Tulsa residents are keenly aware of the local history of racial violence. Living Arts is located on the grounds of a massacre in which 300 or more African Americans were intentionally slaughtered by an angry white mob. Racism and resentment of the thriving business community known as Black Wall Street led to looting, widespread arson, fire bombing, shooting of those who fled, and the incarceration of male survivors. Thirty-seven blocks containing 1000 homes and businesses were destroyed in the conflagration. Still referred to as the “Tulsa Race Riot,” insurance coverage of the destroyed property was made unavailable by calling it a riot. Although the city sought to block reconstruction, the African American community pooled their resources and rebuilt. Next door to Living Arts is the John Hope Franklin Reconciliation Park, a monument to history, tragedy, hope, and resilience.
Okemos, Oklahoma is not too far away, and is the hometown of one of Tulsa’s favorite sons, Woody Guthrie. It turns out that Woody’s father was among the White townspeople who proudly posed with the bodies of Laura Nelson and her son as they dangled from the steel bridge over the river. Woody wrote a very poignant song in the voice of Laura Nelson, Don’t Kill My Baby and My Son. Divergent reports about this incident serve as part of a history lesson on the Oklahoma State website.

Laura Nelson’s image also appears in Lisa Jarrett’s triptych, In Equality. Her series of drawings on large panels covered with book pages include poems using words selected from the books. While the drawings are haunting, the poems offer hope. Lisa designed a poetry-writing activity for gallery visitors. Writing materials and pages from The White Man’s Bible accompany her triptych. In the nine years this art has toured, many people have constructed their own moving poems, turning hateful messages into calls for creativity and inclusion.

HG: During your curator talk at the Lincoln Center Gallery, you mentioned that your focus when talking about racism now is the institutionalized racism of the prison industrial complex.  Is this something that has changed over the period of time that you have been involved in this exhibition?

KK: The prison-industrial complex took over the role of slavery as a system designed to control socially disadvantaged peoples and exploit their labor. The escalating numbers of prisoners, the privatization of prisons, and the criminalization of poverty are deeply disturbing trends. These interconnected issues demonstrate graphic evidence of institutionalized racism and classism. This is documented in the new film, 13th, which is visible online.

HG: What happened to the white supremacist books that were left over after the artists had finished? If they are still around have you thought about inviting new artists to make work based on these books? 

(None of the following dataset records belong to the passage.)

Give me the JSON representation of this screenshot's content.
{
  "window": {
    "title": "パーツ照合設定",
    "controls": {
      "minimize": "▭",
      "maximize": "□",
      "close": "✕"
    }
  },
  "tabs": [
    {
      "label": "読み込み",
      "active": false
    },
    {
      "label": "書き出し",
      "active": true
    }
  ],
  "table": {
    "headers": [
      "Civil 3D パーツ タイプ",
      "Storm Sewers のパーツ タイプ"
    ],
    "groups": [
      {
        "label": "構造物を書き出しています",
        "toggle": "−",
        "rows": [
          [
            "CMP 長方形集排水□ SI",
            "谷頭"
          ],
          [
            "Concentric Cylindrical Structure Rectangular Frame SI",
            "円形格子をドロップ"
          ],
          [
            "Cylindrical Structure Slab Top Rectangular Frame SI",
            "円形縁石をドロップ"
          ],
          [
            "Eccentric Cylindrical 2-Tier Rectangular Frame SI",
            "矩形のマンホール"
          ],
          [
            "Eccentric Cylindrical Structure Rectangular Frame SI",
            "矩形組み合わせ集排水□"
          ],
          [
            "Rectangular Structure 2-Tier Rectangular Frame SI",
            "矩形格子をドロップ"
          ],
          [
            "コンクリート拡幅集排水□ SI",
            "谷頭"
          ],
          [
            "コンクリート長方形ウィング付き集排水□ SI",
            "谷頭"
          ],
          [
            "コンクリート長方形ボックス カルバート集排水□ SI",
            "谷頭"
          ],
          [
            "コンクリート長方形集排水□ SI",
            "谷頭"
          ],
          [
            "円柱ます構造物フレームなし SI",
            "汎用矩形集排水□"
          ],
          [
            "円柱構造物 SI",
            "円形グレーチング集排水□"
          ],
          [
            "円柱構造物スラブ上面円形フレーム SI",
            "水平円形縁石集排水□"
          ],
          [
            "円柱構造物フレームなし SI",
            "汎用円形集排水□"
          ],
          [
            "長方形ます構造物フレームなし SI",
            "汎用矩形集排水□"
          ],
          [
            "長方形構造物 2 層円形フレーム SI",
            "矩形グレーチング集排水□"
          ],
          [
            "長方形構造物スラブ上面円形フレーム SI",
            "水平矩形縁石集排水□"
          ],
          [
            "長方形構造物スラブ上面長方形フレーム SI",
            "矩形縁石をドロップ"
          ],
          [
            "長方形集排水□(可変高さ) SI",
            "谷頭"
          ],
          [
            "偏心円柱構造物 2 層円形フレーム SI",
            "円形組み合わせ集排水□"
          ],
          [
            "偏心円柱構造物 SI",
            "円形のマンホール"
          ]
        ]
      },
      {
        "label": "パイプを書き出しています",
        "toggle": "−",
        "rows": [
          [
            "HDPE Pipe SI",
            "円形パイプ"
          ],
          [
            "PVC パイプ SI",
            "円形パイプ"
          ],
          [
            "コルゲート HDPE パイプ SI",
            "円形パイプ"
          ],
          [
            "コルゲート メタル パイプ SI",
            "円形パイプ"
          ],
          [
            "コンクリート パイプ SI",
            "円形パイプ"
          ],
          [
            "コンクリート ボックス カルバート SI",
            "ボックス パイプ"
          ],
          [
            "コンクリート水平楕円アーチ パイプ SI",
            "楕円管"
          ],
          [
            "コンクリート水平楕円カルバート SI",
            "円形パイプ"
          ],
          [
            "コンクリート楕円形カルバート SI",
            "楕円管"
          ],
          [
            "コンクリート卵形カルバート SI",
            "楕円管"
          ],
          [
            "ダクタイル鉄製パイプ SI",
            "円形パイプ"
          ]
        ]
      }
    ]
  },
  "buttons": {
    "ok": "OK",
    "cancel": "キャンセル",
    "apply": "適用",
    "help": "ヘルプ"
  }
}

KK: The Montana Human Rights Network was eager to clear their offices of the 4100 books, the situation which originally motivated this project. They were very relieved when a mother-daughter team collected all of the remaining books and used them to construct a house. Dana Boussard and Ariana-Boussard Reifel built a small house titled Hate Begins at Home. That work appeared in three Montana venues but is too large for the current national tour. However, the performance piece designed for the house interior is on tour and currently being presented in the gallery.
Any artists who would like to create work inspired by this project could work from scans of pages from the books. I can provide these via the internet. In fact, I do plan to select new art for a complementary exhibition being planned for 2018.

HG: Thank you Katie for your vision and passion.